HUNGARY – US Jewish leaders fuming over comments by Hungarian minister
JERUSALEM POST – US jewish leaders are outraged that Hungarian Minister of State for Foreign Affairs Levente Magyar accused them of describing recent comments about antisemitism in Hungary as “exaggerated.” The remarks in question were actually made by US Ambassador to the UN Samantha Power, who in a speech about global antisemitism referred to recent developments related to the issue in Hungary.
Power criticized a Hungarian state honor awarded to the journalist Zsolt Bayer, a notorious figure known for his antisemitic and anti-Roma rhetoric. She also referred to a proposal to erect a statue in honor of Balint Homan, an official who was a Nazi collaborator in Hungary.
Magyar met last week in New York with a variety of Jewish leaders and representatives, after which he issued a press release, saying: “Every single one of his Jewish negotiating partners said they regarded as exaggerated the recent speech by UN Ambassador Samantha Power in which she voiced her opinion about alleged antisemitism in Hungary.
“His negotiating partners were fully aware that such exaggerated assessments are the result of distorted information and statements that are translated badly, probably intentionally,” Magyar said.
Jewish representatives Magyar met with included those from the Simon Wiesenthal Center, the World Jewish Congress, the American Jewish Committee and Chabad, as well as Satmar hassidim and the chief rabbi of Munkács.
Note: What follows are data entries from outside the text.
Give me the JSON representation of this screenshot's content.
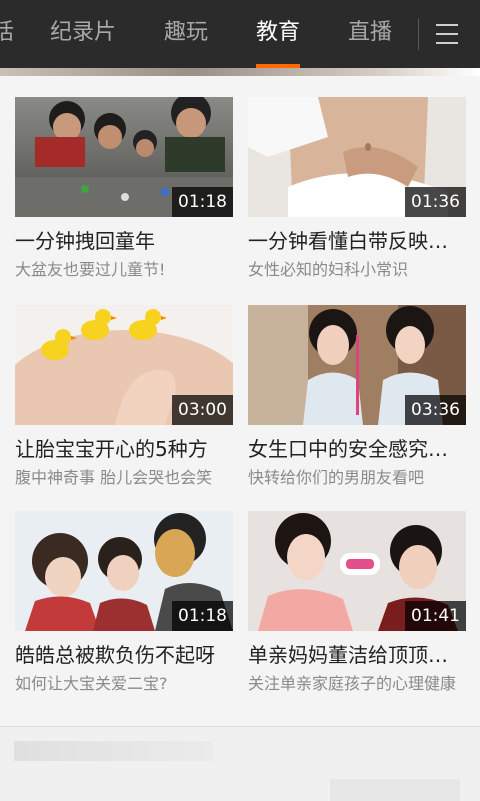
{
  "tabs": [
    {
      "label": "话"
    },
    {
      "label": "纪录片"
    },
    {
      "label": "趣玩"
    },
    {
      "label": "教育"
    },
    {
      "label": "直播"
    }
  ],
  "active_tab": "教育",
  "accent_color": "#ff6a00",
  "videos": [
    {
      "title": "一分钟拽回童年",
      "subtitle": "大盆友也要过儿童节!",
      "duration": "01:18"
    },
    {
      "title": "一分钟看懂白带反映的健康",
      "subtitle": "女性必知的妇科小常识",
      "duration": "01:36"
    },
    {
      "title": "让胎宝宝开心的5种方",
      "subtitle": "腹中神奇事 胎儿会哭也会笑",
      "duration": "03:00"
    },
    {
      "title": "女生口中的安全感究竟是什么",
      "subtitle": "快转给你们的男朋友看吧",
      "duration": "03:36"
    },
    {
      "title": "皓皓总被欺负伤不起呀",
      "subtitle": "如何让大宝关爱二宝?",
      "duration": "01:18"
    },
    {
      "title": "单亲妈妈董洁给顶顶的爱",
      "subtitle": "关注单亲家庭孩子的心理健康",
      "duration": "01:41"
    }
  ]
}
Several of those groups demanded a retraction, after which the Foreign Ministry changed the words “every single one” to “many.” Many of the groups publicly distanced themselves from Magyar’s remark.
The American Jewish Committee released a statement, which said: “Nothing could be further from the truth. Ambassador Power correctly described the disturbing developments in Hungary, a country to which we have long attached importance. Antisemitism and xenophobia are serious concerns, as has been widely reported.”
The AJC unequivocally expressed its support for Ambassador Power’s remarks and particularly her criticism of the Hungarian state honor awarded to Bayer, an issue the organization has raised with Hungarian Prime Minister Viktor Orban.
Meanwhile, the Wiesenthal Center blasted the report as “a total fabrication.” Mark Weitzman, the director of government affairs at the Simon Wiesenthal Center, emphasized that “not only did we never even discuss Ambassador Power or her remarks at the meeting, but had we done so, I would have supported and praised them. She has earned the respect of the Simon Wiesenthal Center for consistently speaking out on antisemitism.”
The World Jewish Congress said it “stands in strongest support of Ambassador Power and recognizes and holds in utmost esteem all her hard work to combat antisemitism in Hungary and Eastern Europe, and in so many countries around the world.”
A spokesman for the Satmar community told The Jerusalem Post that the subject of Samantha Power’s speech was discussed by members of the community, but that “whatever was represented to the foreign minister was not by an official representative of Satmar.”
Rabbi Boruch Oberlander, senior Chabad emissary in Hungary, told the Post that during the meeting between Magyar and the chairman of Chabad’s educational arm, Rabbi Yehuda Krinsky, the latter “was very appreciative of what the Hungarian government does for the Jewish community in Hungary, [such as] supporting Jewish religious life, and providing the Hungarian Jewish community a feeling of safety better than in many other countries in Europe.”
Oberlander said that he did not know exactly what was said regarding Power’s speech, but that he personally does believe that talk of antisemitism in Hungary by foreign media is inflated.
This issue emerged on the same weekend that the World Zionist Organization held a conference about antisemitism and BDS in Hungary. The conference was headed by WZO vice chairman Yaakov Hagoel and attended by 150 participants, including several Hungarian politicians and Jewish leaders from 16 different countries.
Topics discussed at the threeday event included a recent survey commissioned by the Hungarian Action and Protection Foundation, which found that approximately one-third of Hungarians hold some degree of antisemitic beliefs.
Hungary’s far-right Jobbik Party, which holds 20% of the seats in parliament and which Hagoel describes as “antisemitic by definition,” was also a subject of conversation. The conference was held one week after suspected neo-Nazis allegedly vandalized a memorial in Budapest dedicated to Hungarian Holocaust victims.